IBD = Inflammatory Bowel Disease.
This SNP was initially associated with IBD, but replicated only for Crohn's disease [39], which is a subtype of IBD. Latiano et al. also replicates rs7517847 with Crohn's disease, but not with ulcerative colitis, which is the other major subtype of IBD [14].
This association was curated into the GWAS catalog as significantly associated with Parkinson's disease but was not identified by the authors as significant.
Replications without strictly matching phenotypes.

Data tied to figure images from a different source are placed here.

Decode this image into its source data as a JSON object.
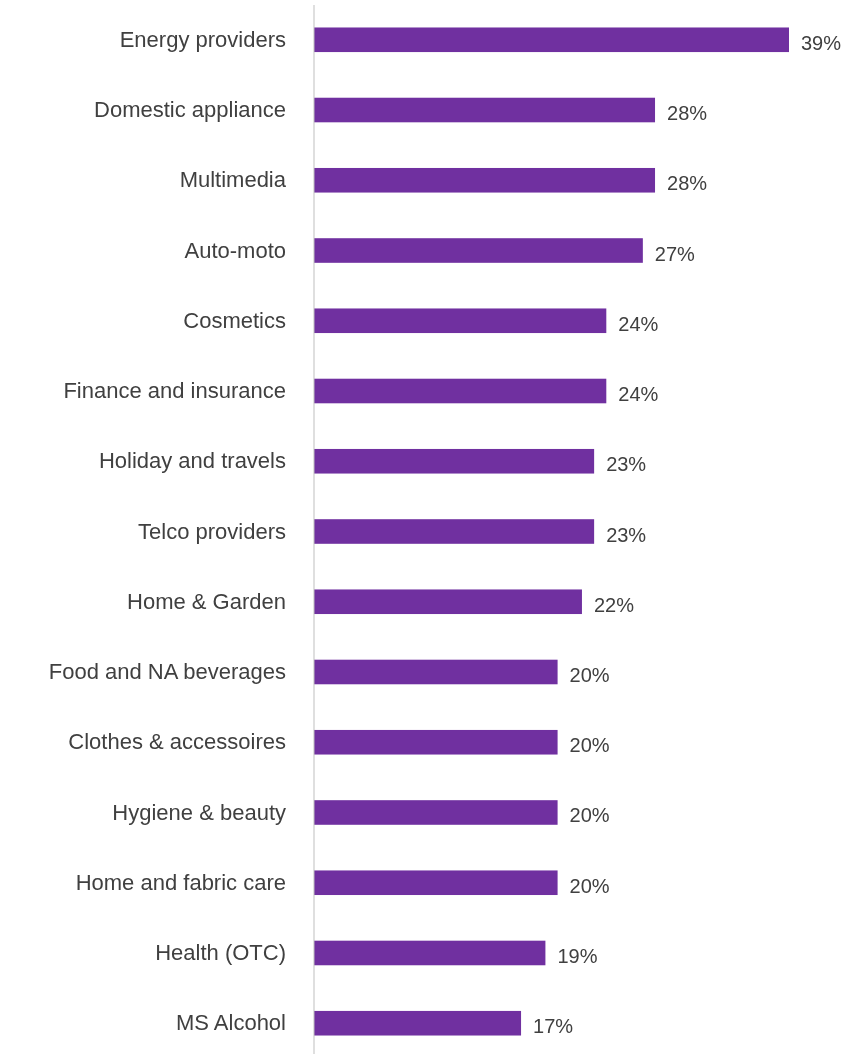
{
  "chart_data": {
    "type": "bar",
    "orientation": "horizontal",
    "categories": [
      "Energy providers",
      "Domestic appliance",
      "Multimedia",
      "Auto-moto",
      "Cosmetics",
      "Finance and insurance",
      "Holiday and travels",
      "Telco providers",
      "Home & Garden",
      "Food and NA beverages",
      "Clothes & accessoires",
      "Hygiene & beauty",
      "Home and fabric care",
      "Health (OTC)",
      "MS Alcohol"
    ],
    "values": [
      39,
      28,
      28,
      27,
      24,
      24,
      23,
      23,
      22,
      20,
      20,
      20,
      20,
      19,
      17
    ],
    "value_labels": [
      "39%",
      "28%",
      "28%",
      "27%",
      "24%",
      "24%",
      "23%",
      "23%",
      "22%",
      "20%",
      "20%",
      "20%",
      "20%",
      "19%",
      "17%"
    ],
    "color": "#7030a0"
  }
}
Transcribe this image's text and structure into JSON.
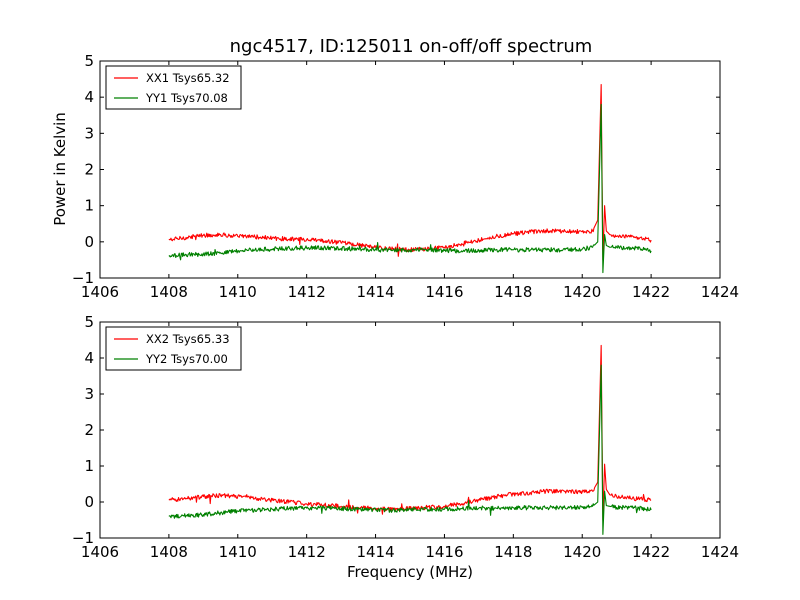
{
  "colors": {
    "xx": "#ff0000",
    "yy": "#008000"
  },
  "chart_data": {
    "type": "line",
    "title": "ngc4517, ID:125011 on-off/off spectrum",
    "ylabel": "Power in Kelvin",
    "xlabel": "Frequency (MHz)",
    "xlim": [
      1406,
      1424
    ],
    "ylim": [
      -1,
      5
    ],
    "xticks": [
      "1406",
      "1408",
      "1410",
      "1412",
      "1414",
      "1416",
      "1418",
      "1420",
      "1422",
      "1424"
    ],
    "yticks": [
      "−1",
      "0",
      "1",
      "2",
      "3",
      "4",
      "5"
    ],
    "grid": false,
    "legend_position": "top-left",
    "panels": [
      {
        "legend": [
          "XX1 Tsys65.32",
          "YY1 Tsys70.08"
        ],
        "series": [
          {
            "name": "XX1 Tsys65.32",
            "color": "#ff0000",
            "x": [
              1408.0,
              1408.5,
              1409.0,
              1409.5,
              1410.0,
              1410.5,
              1411.0,
              1411.5,
              1412.0,
              1412.5,
              1413.0,
              1413.5,
              1414.0,
              1414.5,
              1415.0,
              1415.5,
              1416.0,
              1416.5,
              1417.0,
              1417.5,
              1418.0,
              1418.5,
              1419.0,
              1419.5,
              1420.0,
              1420.3,
              1420.45,
              1420.55,
              1420.6,
              1420.65,
              1420.7,
              1420.8,
              1421.0,
              1421.5,
              1422.0
            ],
            "y": [
              0.05,
              0.12,
              0.18,
              0.2,
              0.15,
              0.14,
              0.1,
              0.08,
              0.06,
              0.02,
              -0.03,
              -0.08,
              -0.15,
              -0.2,
              -0.22,
              -0.2,
              -0.15,
              -0.05,
              0.05,
              0.15,
              0.22,
              0.27,
              0.3,
              0.3,
              0.28,
              0.3,
              0.6,
              4.35,
              -0.5,
              1.0,
              0.3,
              0.2,
              0.15,
              0.12,
              0.05
            ]
          },
          {
            "name": "YY1 Tsys70.08",
            "color": "#008000",
            "x": [
              1408.0,
              1408.5,
              1409.0,
              1409.5,
              1410.0,
              1410.5,
              1411.0,
              1411.5,
              1412.0,
              1412.5,
              1413.0,
              1413.5,
              1414.0,
              1414.5,
              1415.0,
              1415.5,
              1416.0,
              1416.5,
              1417.0,
              1417.5,
              1418.0,
              1418.5,
              1419.0,
              1419.5,
              1420.0,
              1420.3,
              1420.45,
              1420.55,
              1420.6,
              1420.65,
              1420.7,
              1420.8,
              1421.0,
              1421.5,
              1422.0
            ],
            "y": [
              -0.4,
              -0.35,
              -0.35,
              -0.3,
              -0.25,
              -0.22,
              -0.2,
              -0.18,
              -0.17,
              -0.17,
              -0.18,
              -0.2,
              -0.22,
              -0.23,
              -0.22,
              -0.22,
              -0.24,
              -0.25,
              -0.24,
              -0.22,
              -0.22,
              -0.22,
              -0.22,
              -0.22,
              -0.2,
              -0.15,
              0.0,
              3.8,
              -0.85,
              0.2,
              -0.1,
              -0.15,
              -0.15,
              -0.17,
              -0.25
            ]
          }
        ]
      },
      {
        "legend": [
          "XX2 Tsys65.33",
          "YY2 Tsys70.00"
        ],
        "series": [
          {
            "name": "XX2 Tsys65.33",
            "color": "#ff0000",
            "x": [
              1408.0,
              1408.5,
              1409.0,
              1409.5,
              1410.0,
              1410.5,
              1411.0,
              1411.5,
              1412.0,
              1412.5,
              1413.0,
              1413.5,
              1414.0,
              1414.5,
              1415.0,
              1415.5,
              1416.0,
              1416.5,
              1417.0,
              1417.5,
              1418.0,
              1418.5,
              1419.0,
              1419.5,
              1420.0,
              1420.3,
              1420.45,
              1420.55,
              1420.6,
              1420.65,
              1420.7,
              1420.8,
              1421.0,
              1421.5,
              1422.0
            ],
            "y": [
              0.05,
              0.1,
              0.15,
              0.18,
              0.15,
              0.1,
              0.05,
              0.0,
              -0.05,
              -0.08,
              -0.12,
              -0.15,
              -0.18,
              -0.2,
              -0.18,
              -0.15,
              -0.12,
              -0.05,
              0.05,
              0.15,
              0.22,
              0.26,
              0.3,
              0.3,
              0.28,
              0.3,
              0.55,
              4.35,
              -0.5,
              1.05,
              0.35,
              0.2,
              0.15,
              0.1,
              0.05
            ]
          },
          {
            "name": "YY2 Tsys70.00",
            "color": "#008000",
            "x": [
              1408.0,
              1408.5,
              1409.0,
              1409.5,
              1410.0,
              1410.5,
              1411.0,
              1411.5,
              1412.0,
              1412.5,
              1413.0,
              1413.5,
              1414.0,
              1414.5,
              1415.0,
              1415.5,
              1416.0,
              1416.5,
              1417.0,
              1417.5,
              1418.0,
              1418.5,
              1419.0,
              1419.5,
              1420.0,
              1420.3,
              1420.45,
              1420.55,
              1420.6,
              1420.65,
              1420.7,
              1420.8,
              1421.0,
              1421.5,
              1422.0
            ],
            "y": [
              -0.4,
              -0.38,
              -0.35,
              -0.3,
              -0.25,
              -0.22,
              -0.2,
              -0.18,
              -0.17,
              -0.17,
              -0.18,
              -0.2,
              -0.22,
              -0.23,
              -0.2,
              -0.2,
              -0.2,
              -0.18,
              -0.17,
              -0.17,
              -0.16,
              -0.16,
              -0.16,
              -0.16,
              -0.15,
              -0.12,
              0.0,
              3.8,
              -0.9,
              0.3,
              -0.1,
              -0.12,
              -0.15,
              -0.15,
              -0.22
            ]
          }
        ]
      }
    ]
  }
}
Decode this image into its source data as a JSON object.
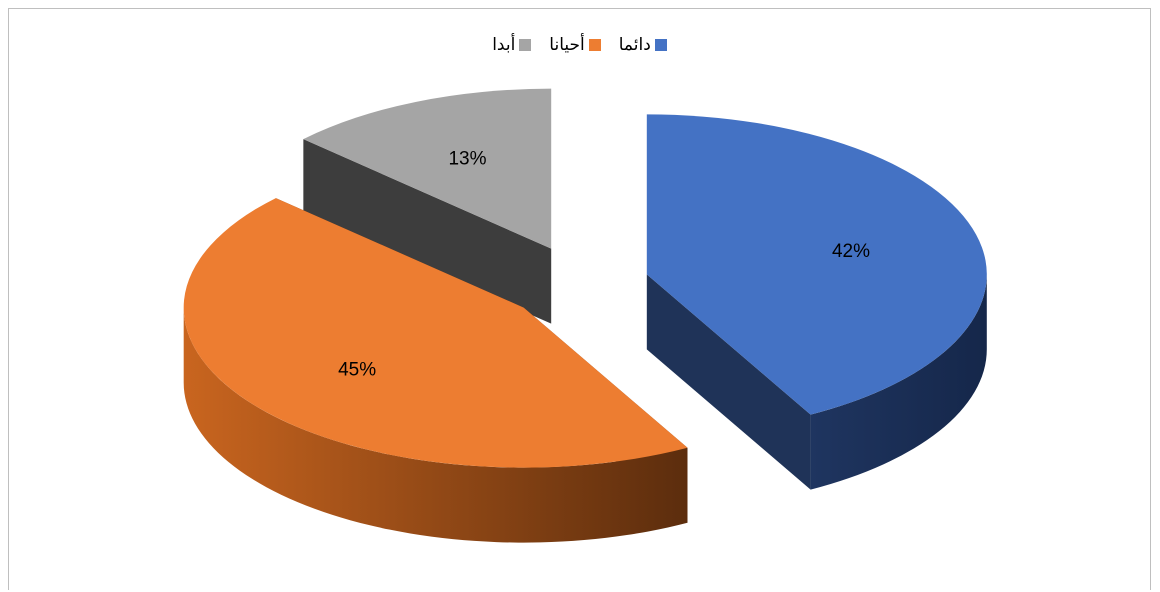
{
  "chart_data": {
    "type": "pie",
    "title": "",
    "legend_position": "top",
    "slices": [
      {
        "name": "دائما",
        "value": 42,
        "label": "42%",
        "color": "#4472c4"
      },
      {
        "name": "أحيانا",
        "value": 45,
        "label": "45%",
        "color": "#ed7d31"
      },
      {
        "name": "أبدا",
        "value": 13,
        "label": "13%",
        "color": "#a5a5a5"
      }
    ]
  }
}
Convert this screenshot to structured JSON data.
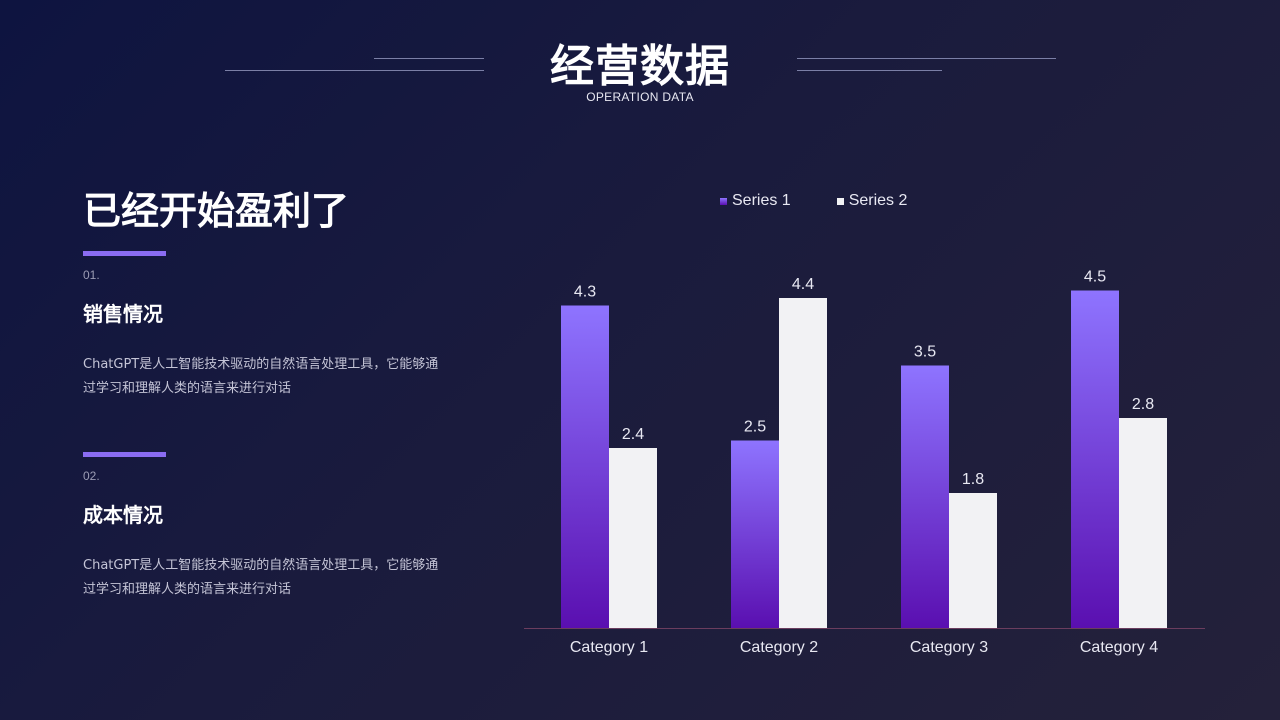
{
  "header": {
    "title": "经营数据",
    "subtitle": "OPERATION DATA"
  },
  "left": {
    "headline": "已经开始盈利了",
    "items": [
      {
        "num": "01.",
        "title": "销售情况",
        "desc": "ChatGPT是人工智能技术驱动的自然语言处理工具，它能够通过学习和理解人类的语言来进行对话"
      },
      {
        "num": "02.",
        "title": "成本情况",
        "desc": "ChatGPT是人工智能技术驱动的自然语言处理工具，它能够通过学习和理解人类的语言来进行对话"
      }
    ]
  },
  "colors": {
    "series1_top": "#8e74ff",
    "series1_bottom": "#5a0fb0",
    "series2": "#f2f2f4",
    "accent": "#8a6cf2",
    "axis": "#6b3d5e"
  },
  "chart_data": {
    "type": "bar",
    "categories": [
      "Category 1",
      "Category 2",
      "Category 3",
      "Category 4"
    ],
    "series": [
      {
        "name": "Series 1",
        "values": [
          4.3,
          2.5,
          3.5,
          4.5
        ]
      },
      {
        "name": "Series 2",
        "values": [
          2.4,
          4.4,
          1.8,
          2.8
        ]
      }
    ],
    "ylim": [
      0,
      5
    ],
    "grid": false,
    "legend": "top",
    "data_labels": true
  }
}
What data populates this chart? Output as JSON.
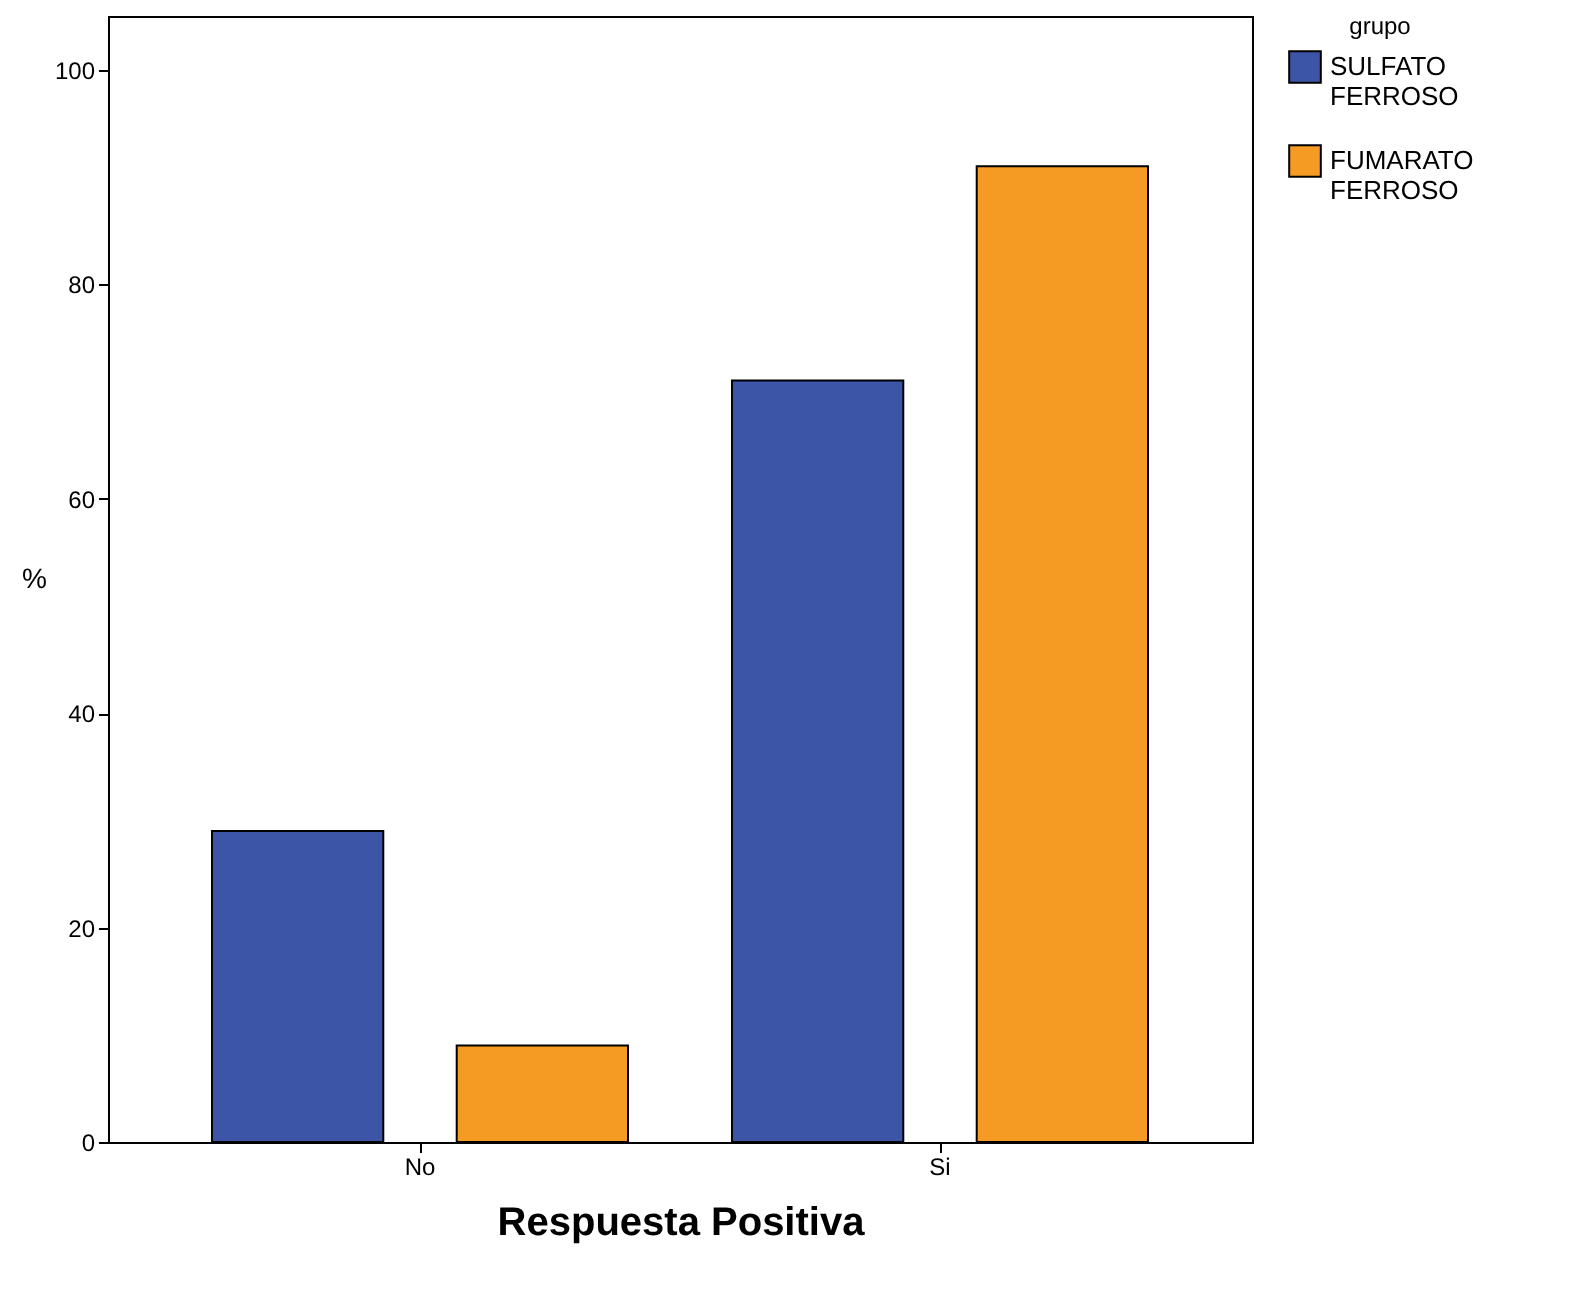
{
  "chart_data": {
    "type": "bar",
    "xlabel": "Respuesta Positiva",
    "ylabel": "%",
    "legend_title": "grupo",
    "categories": [
      "No",
      "Si"
    ],
    "series": [
      {
        "name": "SULFATO FERROSO",
        "color": "#3d55a7",
        "values": [
          29,
          71
        ]
      },
      {
        "name": "FUMARATO FERROSO",
        "color": "#f59a23",
        "values": [
          9,
          91
        ]
      }
    ],
    "ylim": [
      0,
      105
    ],
    "yticks": [
      0,
      20,
      40,
      60,
      80,
      100
    ],
    "grid": false,
    "legend": "right"
  }
}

| 23andMe Phenotype | Published Phenotype | # Replications | Genes |
| Liver test | Bilirubin levels | 4 | CHUK, GGT1, SAMM50, UGT1A1 |
| High cholesterol | Cholesterol levels (quantitative) | 19 | ABCG8, APOA1, APOB, CELSR2, CILP2, DNAH11, DOCK7, FADS1, GCKR, HNF1A, LDLR, LIPC (×2), MAFB, NCAN, PCSK9 (×2), TOMM40, TRIB1 |
| Gall bladder removal | Gallstones | 1 | ABCG8 |
| High blood pressure | Blood pressure (quantitative) | 8 | ATP2B1, CYP17A1 (×2), CYP1A1, FGF5, SH2B3, ULK4, ZNF652 |
| Osteoporosis | Bone mineral density (quantitative) | 5 | MEF2C, MEPE, OSX, SOX6, SPTBN1 |
| Macular degeneration | Advanced age-related macular degeneration | 2 | C2, C3 |
| Nicotine abuse | Nicotine dependence | 1 | CHRNA3 |
These phenotypes were measured quantitatively in the published reports, but the corresponding 23andMe phenotypes listed here were measured qualitatively (yes/no).